Pour dénoncer ce carcan, la photographe a eu l’idée de faire poser des jeunes femmes dans des positions incongrues et loufoques. Pour recruter ses modèles, elle poste sur Internet une annonce leur demandant de venir avec des vêtements qui « font dame ». En échange, elle leur promet une bouteille de vin et un tirage photo. Les quarante filles qui répondent à l’appel se retrouvent donc à se contorsionner dans des postures dérisoires, absurdes, dysfonctionnelles parfois. « Je voulais qu’elles aient l’air puissantes et décalées à la fois, qu’elles montrent qu’on n’a pas à être conformiste », résume Roos Quakernaat.

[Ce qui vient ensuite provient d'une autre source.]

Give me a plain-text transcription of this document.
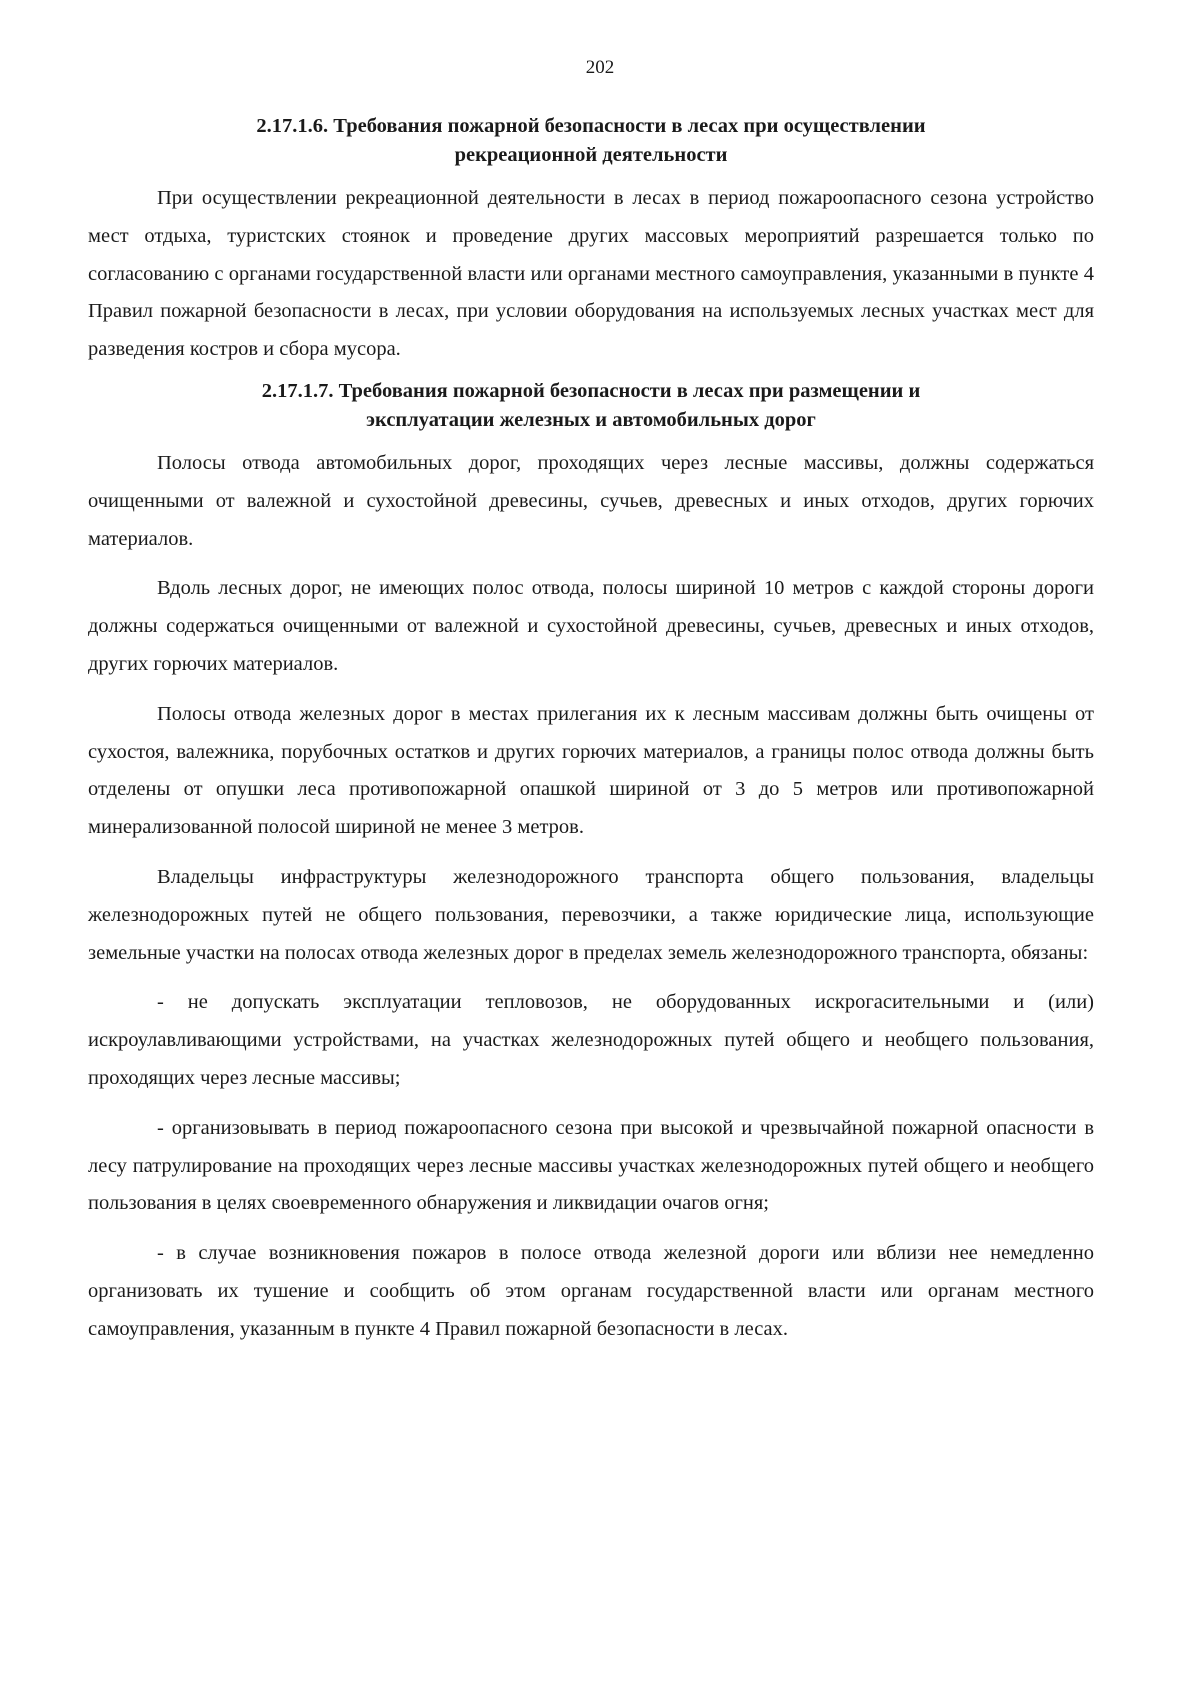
202
2.17.1.6. Требования пожарной безопасности в лесах при осуществлении
рекреационной деятельности

При осуществлении рекреационной деятельности в лесах в период пожароопасного сезона устройство мест отдыха, туристских стоянок и проведение других массовых мероприятий разрешается только по согласованию с органами государственной власти или органами местного самоуправления, указанными в пункте 4 Правил пожарной безопасности в лесах, при условии оборудования на используемых лесных участках мест для разведения костров и сбора мусора.

2.17.1.7. Требования пожарной безопасности в лесах при размещении и
эксплуатации железных и автомобильных дорог

Полосы отвода автомобильных дорог, проходящих через лесные массивы, должны содержаться очищенными от валежной и сухостойной древесины, сучьев, древесных и иных отходов, других горючих материалов.

Вдоль лесных дорог, не имеющих полос отвода, полосы шириной 10 метров с каждой стороны дороги должны содержаться очищенными от валежной и сухостойной древесины, сучьев, древесных и иных отходов, других горючих материалов.

Полосы отвода железных дорог в местах прилегания их к лесным массивам должны быть очищены от сухостоя, валежника, порубочных остатков и других горючих материалов, а границы полос отвода должны быть отделены от опушки леса противопожарной опашкой шириной от 3 до 5 метров или противопожарной минерализованной полосой шириной не менее 3 метров.

Владельцы инфраструктуры железнодорожного транспорта общего пользования, владельцы железнодорожных путей не общего пользования, перевозчики, а также юридические лица, использующие земельные участки на полосах отвода железных дорог в пределах земель железнодорожного транспорта, обязаны:

- не допускать эксплуатации тепловозов, не оборудованных искрогасительными и (или) искроулавливающими устройствами, на участках железнодорожных путей общего и необщего пользования, проходящих через лесные массивы;

- организовывать в период пожароопасного сезона при высокой и чрезвычайной пожарной опасности в лесу патрулирование на проходящих через лесные массивы участках железнодорожных путей общего и необщего пользования в целях своевременного обнаружения и ликвидации очагов огня;

- в случае возникновения пожаров в полосе отвода железной дороги или вблизи нее немедленно организовать их тушение и сообщить об этом органам государственной власти или органам местного самоуправления, указанным в пункте 4 Правил пожарной безопасности в лесах.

Une partie de ces poses lui a été inspirée par le chapitre Gymnastique du manuel de la bonne ménagère. « Au début, j’avais en tête les positions que je voulais que ces femmes prennent, mais finalement, je les ai laissées faire. Dans chaque photo, il y a beaucoup d’elles », raconte la photographe.

Les mauvaises ménagères

Les visages sont cachés. « Je voulais garder un certain anonymat. Le fait de masquer les visages permet de voir ces femmes soit comme des sujets, soit comme des objets », poursuit Roos Quakernaat. Après avoir photographié ses modèles, l’artiste a réalisé des associations entre ses clichés de femmes débridées des années 2000 et ceux d’intérieurs extraits du livre. Comme un appel à une révolution permanente. N’allez pas pour autant lui parler de féminisme. « C’est plus une recherche sur ma propre sexualité que du féminisme pur et dur, glisse-t-elle, elliptique. Je montre peut-être ma propre insécurité. Je ne sais pas si je parviens moi-même à me libérer des règles. » « Être une femme libérée, tu sais, c’est pas si facile », disait la chanson.